For the latest news and features from Malaysia and the rest of the world.

image is not available

A Cook Islands shipping company’s RM6.6 million lawsuit over crew detention and cargo seizure has been dismissed by the Johor Bahru High Court.

JOHOR BAHRU: The Johor Bahru High Court has dismissed a lawsuit filed by a foreign shipping company against the Malaysian government and police over the 2021 detention of a vessel’s crew and seizure of its cargo.

In his grounds of judgment, Judge Datuk Seri Shamsulbahri Ibrahim ruled that Blue Ocean Shipping Limited had no legal standing to bring a claim for wrongful detention on behalf of the crew of the MV Chita 2.

The judge stated that any claim for wrongful detention should have been filed by the crew members themselves, not the company.

He also held that the company was not entitled to claim US$1.4 million (approximately RM6.6 million) in damages as there was no documentary evidence to support the claim.

Blue Ocean Shipping, registered in the Cook Islands, filed the suit in 2021 against the government and police, seeking the damages over the alleged wrongful detention and loss of income from the cargo.

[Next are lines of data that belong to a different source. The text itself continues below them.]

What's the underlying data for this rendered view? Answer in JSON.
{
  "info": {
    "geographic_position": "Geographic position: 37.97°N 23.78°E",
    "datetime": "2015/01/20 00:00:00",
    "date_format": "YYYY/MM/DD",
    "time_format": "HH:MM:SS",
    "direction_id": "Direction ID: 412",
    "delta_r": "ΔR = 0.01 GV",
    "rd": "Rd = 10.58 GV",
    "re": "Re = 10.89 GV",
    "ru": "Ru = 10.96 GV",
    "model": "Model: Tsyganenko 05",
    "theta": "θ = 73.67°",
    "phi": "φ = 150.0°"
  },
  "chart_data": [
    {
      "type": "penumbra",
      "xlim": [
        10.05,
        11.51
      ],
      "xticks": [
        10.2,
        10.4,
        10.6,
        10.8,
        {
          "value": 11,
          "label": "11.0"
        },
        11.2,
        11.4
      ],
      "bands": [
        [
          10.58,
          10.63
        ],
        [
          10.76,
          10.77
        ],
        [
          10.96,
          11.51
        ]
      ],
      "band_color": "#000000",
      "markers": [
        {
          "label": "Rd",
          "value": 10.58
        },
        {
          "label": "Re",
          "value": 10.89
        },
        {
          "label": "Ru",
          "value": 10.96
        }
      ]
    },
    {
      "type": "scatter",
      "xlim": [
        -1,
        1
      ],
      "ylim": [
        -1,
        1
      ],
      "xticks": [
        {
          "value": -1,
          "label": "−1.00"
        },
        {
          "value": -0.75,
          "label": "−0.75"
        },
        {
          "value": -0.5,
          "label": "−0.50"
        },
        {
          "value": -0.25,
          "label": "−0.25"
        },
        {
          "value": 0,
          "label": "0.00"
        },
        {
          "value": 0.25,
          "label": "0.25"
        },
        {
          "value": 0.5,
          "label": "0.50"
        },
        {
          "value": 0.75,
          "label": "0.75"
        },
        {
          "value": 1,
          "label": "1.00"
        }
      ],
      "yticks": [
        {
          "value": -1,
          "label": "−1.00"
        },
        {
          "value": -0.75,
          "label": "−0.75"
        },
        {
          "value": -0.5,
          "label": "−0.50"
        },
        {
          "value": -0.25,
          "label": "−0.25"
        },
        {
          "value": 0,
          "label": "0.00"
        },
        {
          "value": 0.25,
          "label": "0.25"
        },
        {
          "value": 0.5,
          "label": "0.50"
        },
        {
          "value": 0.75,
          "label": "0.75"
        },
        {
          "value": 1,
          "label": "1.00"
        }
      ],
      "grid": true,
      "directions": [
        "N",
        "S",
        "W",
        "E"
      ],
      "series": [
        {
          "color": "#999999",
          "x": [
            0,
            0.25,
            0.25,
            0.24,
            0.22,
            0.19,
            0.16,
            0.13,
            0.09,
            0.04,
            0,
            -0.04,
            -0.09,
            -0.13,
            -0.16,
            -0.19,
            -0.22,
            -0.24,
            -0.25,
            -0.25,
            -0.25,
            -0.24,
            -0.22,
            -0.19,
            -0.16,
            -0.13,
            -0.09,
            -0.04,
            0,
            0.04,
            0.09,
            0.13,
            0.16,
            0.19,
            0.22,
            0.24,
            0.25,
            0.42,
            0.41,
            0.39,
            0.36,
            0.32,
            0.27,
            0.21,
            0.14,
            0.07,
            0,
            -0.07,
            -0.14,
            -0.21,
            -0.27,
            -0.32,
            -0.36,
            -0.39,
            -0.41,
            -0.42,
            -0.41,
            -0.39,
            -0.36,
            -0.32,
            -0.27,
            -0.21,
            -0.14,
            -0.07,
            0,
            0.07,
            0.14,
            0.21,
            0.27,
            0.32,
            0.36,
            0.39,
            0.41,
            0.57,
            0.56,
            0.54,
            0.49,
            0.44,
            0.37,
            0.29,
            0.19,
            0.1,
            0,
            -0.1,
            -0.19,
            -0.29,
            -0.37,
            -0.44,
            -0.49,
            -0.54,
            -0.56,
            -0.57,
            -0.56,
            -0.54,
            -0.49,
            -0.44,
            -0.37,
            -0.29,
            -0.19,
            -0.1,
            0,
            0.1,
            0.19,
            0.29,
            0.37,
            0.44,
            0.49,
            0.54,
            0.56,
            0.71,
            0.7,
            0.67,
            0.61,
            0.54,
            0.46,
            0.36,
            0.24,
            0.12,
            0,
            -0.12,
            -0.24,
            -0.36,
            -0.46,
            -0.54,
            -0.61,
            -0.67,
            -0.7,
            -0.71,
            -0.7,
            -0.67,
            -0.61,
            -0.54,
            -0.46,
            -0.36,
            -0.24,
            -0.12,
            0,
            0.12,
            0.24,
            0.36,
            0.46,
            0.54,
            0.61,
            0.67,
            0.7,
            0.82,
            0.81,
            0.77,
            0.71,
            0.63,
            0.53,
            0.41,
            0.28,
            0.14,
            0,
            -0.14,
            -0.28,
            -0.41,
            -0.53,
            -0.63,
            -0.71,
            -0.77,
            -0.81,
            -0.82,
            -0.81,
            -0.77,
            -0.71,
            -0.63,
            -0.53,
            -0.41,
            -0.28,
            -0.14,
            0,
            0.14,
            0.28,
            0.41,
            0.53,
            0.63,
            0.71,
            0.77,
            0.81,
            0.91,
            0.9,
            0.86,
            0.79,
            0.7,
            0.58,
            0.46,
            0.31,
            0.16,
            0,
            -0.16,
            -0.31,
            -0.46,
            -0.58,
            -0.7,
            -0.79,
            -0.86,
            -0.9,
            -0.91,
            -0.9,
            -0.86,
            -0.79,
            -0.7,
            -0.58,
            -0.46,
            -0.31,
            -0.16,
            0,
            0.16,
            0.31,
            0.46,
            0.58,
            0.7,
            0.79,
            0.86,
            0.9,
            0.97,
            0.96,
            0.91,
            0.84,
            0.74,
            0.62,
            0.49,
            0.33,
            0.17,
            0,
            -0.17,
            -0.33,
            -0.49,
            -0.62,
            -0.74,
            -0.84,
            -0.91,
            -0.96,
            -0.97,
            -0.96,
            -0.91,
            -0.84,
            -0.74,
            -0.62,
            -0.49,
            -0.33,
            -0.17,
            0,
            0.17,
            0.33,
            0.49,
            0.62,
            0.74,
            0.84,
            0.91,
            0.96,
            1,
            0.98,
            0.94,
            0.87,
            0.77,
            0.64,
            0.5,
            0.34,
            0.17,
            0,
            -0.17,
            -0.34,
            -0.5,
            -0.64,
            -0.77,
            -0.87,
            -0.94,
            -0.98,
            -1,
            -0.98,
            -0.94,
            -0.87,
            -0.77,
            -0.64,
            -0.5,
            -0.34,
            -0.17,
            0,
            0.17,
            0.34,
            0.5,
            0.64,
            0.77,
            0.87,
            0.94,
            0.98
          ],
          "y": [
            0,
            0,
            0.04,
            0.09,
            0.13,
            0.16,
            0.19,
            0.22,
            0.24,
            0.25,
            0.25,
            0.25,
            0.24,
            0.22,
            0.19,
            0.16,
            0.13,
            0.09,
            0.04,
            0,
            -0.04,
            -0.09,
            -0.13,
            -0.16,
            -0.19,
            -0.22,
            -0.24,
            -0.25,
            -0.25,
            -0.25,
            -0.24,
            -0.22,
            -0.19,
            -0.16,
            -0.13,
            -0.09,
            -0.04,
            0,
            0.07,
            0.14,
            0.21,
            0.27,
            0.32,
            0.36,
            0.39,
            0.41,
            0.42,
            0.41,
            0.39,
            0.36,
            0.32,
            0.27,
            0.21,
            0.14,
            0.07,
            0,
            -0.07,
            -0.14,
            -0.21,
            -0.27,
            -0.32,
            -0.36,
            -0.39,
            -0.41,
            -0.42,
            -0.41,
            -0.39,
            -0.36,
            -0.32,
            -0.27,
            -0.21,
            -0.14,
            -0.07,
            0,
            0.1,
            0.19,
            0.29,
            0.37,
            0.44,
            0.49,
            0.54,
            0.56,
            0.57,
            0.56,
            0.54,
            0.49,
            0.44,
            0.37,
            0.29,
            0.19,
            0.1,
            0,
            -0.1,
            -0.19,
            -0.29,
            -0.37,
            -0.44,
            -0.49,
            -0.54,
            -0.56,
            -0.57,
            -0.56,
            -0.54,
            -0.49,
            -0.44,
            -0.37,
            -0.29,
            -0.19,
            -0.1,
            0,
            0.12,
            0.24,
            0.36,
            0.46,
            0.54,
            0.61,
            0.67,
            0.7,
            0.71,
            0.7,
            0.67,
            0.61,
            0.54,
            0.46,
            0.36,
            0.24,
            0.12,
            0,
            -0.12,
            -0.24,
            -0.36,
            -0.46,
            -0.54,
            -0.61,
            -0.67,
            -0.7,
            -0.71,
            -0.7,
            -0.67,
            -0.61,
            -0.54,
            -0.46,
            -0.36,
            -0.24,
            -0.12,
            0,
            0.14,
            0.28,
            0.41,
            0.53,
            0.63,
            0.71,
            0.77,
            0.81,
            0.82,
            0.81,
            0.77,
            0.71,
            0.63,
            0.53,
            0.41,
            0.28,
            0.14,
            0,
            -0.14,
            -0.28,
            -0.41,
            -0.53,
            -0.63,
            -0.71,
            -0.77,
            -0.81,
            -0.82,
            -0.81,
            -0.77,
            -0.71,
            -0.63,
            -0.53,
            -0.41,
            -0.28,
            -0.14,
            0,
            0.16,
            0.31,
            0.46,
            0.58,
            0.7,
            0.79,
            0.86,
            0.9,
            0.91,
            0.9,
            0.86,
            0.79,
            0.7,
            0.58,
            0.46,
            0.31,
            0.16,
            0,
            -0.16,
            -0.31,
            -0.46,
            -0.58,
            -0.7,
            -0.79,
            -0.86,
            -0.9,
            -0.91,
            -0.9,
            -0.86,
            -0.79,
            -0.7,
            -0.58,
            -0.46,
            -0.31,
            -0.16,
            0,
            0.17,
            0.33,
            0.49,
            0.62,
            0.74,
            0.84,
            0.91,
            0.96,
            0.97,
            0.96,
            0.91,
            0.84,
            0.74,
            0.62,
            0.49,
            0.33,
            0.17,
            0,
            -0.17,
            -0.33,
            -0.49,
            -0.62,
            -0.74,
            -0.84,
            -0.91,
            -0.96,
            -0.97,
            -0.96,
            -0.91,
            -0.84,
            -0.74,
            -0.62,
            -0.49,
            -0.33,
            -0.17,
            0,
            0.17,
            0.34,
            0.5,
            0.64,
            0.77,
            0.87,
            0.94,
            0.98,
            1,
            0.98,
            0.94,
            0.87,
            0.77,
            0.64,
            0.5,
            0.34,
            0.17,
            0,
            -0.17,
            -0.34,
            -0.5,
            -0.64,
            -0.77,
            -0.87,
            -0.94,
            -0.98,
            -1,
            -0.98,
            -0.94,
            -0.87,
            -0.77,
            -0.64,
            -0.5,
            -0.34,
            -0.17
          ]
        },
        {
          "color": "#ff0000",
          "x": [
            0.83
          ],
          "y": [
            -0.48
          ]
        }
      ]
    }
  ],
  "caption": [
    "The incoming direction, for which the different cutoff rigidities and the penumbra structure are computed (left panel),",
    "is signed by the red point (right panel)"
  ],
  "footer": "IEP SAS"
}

The company named several defendants, including former Johor police chief Tan Sri Ayob Khan Mydin Pitchay, former Home Minister Datuk Seri Hamzah Zainuddin and the Malaysian government.

Blue Ocean claimed that on March 8, 2021, the MV Chita 2, sailing from Batam, Indonesia to Yangon, Myanmar with a cargo of cigarettes and 11 crew, was detained near Pulau Kukup, Pontian.

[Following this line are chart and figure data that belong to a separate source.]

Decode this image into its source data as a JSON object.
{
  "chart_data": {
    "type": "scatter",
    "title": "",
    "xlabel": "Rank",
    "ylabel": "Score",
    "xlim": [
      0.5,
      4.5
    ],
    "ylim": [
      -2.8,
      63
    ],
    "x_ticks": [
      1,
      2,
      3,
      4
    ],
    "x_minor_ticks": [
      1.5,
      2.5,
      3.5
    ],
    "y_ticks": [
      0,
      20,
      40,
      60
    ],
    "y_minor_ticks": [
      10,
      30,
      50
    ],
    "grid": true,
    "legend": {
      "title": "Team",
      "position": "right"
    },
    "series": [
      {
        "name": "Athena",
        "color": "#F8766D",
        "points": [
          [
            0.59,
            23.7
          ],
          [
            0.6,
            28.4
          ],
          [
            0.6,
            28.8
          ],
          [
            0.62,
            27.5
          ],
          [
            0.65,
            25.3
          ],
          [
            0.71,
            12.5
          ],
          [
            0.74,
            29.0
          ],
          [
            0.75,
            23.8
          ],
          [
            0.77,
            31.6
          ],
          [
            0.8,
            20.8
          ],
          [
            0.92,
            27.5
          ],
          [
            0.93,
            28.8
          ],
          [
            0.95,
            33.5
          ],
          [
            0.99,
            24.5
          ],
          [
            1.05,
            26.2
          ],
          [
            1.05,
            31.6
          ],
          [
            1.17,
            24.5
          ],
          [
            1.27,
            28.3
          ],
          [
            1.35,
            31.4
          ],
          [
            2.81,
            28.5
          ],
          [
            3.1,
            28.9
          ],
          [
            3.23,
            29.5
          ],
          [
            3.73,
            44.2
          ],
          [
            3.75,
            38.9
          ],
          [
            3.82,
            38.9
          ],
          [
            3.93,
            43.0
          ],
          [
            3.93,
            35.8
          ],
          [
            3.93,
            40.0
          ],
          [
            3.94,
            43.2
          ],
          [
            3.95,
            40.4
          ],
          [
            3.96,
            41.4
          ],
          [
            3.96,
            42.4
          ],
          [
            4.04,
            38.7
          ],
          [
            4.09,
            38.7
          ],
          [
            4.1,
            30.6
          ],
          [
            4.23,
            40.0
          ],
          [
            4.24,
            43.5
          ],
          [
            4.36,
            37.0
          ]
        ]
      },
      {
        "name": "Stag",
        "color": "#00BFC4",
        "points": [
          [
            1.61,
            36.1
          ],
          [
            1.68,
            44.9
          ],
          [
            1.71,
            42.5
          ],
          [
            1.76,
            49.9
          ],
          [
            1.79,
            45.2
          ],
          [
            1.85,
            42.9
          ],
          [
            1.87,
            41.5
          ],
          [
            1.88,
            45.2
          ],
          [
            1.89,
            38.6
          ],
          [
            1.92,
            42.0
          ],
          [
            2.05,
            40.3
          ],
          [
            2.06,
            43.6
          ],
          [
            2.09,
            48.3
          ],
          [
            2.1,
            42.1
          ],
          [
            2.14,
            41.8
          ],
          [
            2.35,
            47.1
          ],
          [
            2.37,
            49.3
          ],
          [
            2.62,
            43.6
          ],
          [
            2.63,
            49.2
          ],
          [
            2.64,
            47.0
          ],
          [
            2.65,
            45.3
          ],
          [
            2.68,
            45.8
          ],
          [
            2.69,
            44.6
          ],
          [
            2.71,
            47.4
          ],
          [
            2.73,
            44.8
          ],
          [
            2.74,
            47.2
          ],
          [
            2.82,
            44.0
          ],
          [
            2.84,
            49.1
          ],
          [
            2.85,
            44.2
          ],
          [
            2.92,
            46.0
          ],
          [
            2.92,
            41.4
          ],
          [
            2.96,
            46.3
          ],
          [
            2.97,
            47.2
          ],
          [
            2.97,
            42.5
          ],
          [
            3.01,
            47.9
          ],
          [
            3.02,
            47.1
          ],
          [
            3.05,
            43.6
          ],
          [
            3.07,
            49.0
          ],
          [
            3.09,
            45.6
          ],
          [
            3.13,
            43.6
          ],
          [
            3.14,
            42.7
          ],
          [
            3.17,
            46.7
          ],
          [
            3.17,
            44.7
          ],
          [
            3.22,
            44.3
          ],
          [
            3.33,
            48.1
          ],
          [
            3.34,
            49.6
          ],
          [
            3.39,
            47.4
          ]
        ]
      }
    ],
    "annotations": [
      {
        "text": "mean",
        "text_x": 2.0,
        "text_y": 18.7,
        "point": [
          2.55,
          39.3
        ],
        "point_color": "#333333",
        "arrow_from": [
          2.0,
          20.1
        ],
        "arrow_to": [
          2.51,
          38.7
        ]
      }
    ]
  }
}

The crew were released on March 12 after a Magistrate’s Court rejected a police remand application, but were subsequently re-arrested under the Immigration Act.

On March 21 that year, the crew were charged and later convicted in the Magistrate’s Court under the Customs Act, before being acquitted by the High Court on appeal in October 2023.

Blue Ocean contended that the MV Chita 2 was in international waters at the time of the detention and that the arrest of the crew was therefore unlawful.

The defendants denied the claim, stating the detention was based on intelligence indicating the vessel was carrying contraband cigarettes intended for distribution in Malaysia.